Vers la fin de l’été mon père s’est mis à être malade sans qu’on sache trop pourquoi. Ce qui me rendait fou c’est qu’il avait perdu la voix et ne pouvait pas me parler. J’étais pris à Montréal alors qu’il est à Québec et que je n’ai pas le droit de me déplacer. En même temps je me disais que peut-être que mon père était tanné de mon frère et moi et qu’il voulait mourir tranquille. Je capotais.
En fin de compte j’ai fini par réussir à lui parler. Tout allait bien entre lui et moi.
Deux jours plus tard il est entré à l’hôpital et il est mort pas longtemps après. J’ai eu le temps de le visiter et d’être là plusieurs jours pour l’accompagner lui et ses proches.

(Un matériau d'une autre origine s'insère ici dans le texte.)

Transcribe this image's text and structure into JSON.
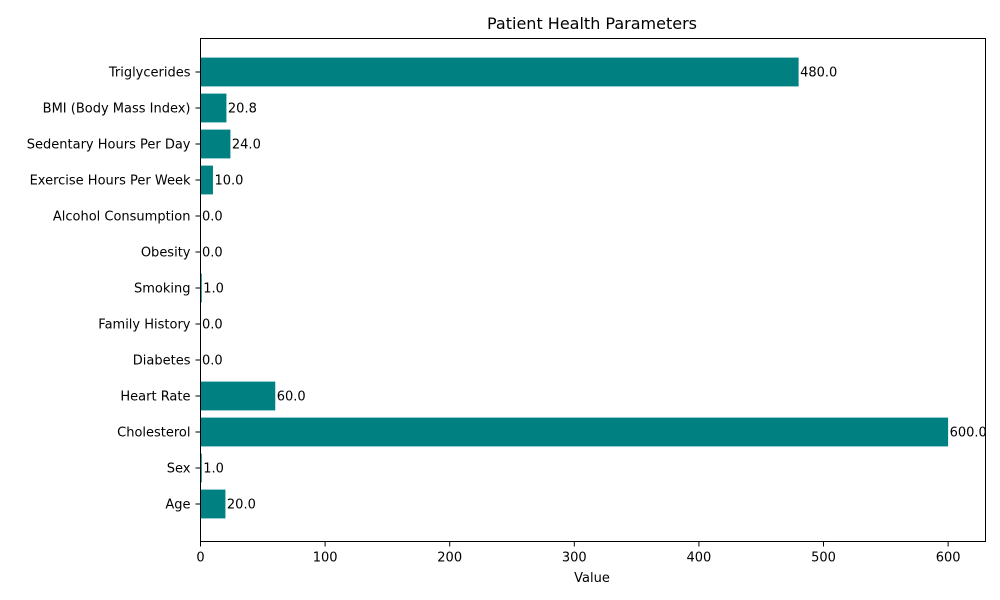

C’est peut-être difficile à comprendre mais depuis que mon frère est en prison et que mon père est décédé, je vais mieux. Mon frère me rendait fou. Il était rendu dans la rue mais je ne pouvais pas lui donner d’argent pour manger car je savais qu’il l’utiliserait pour autre chose (et j’étais rendu sur l’aide sociale). Maintenant que je sais où il est, je sais qu’il ne meure pas de faim et qu’il prendra soin de lui.
Pour ce qui est de mon père, lorsque nous avons compris que c’était terminé, sa famille et ses amis proches sont tous venus le visiter et dès que ça a été fait, il nous a quittés. Je me reconnais tant dans ce désir de ne pas vouloir déranger. C’est bizarre que lorsque que ce n’est pas moi qui agis ainsi, ça me fâche un peu. Ça me fâche que quelqu’un ne veuille pas me déranger lorsqu’il a besoin de quelqu’un.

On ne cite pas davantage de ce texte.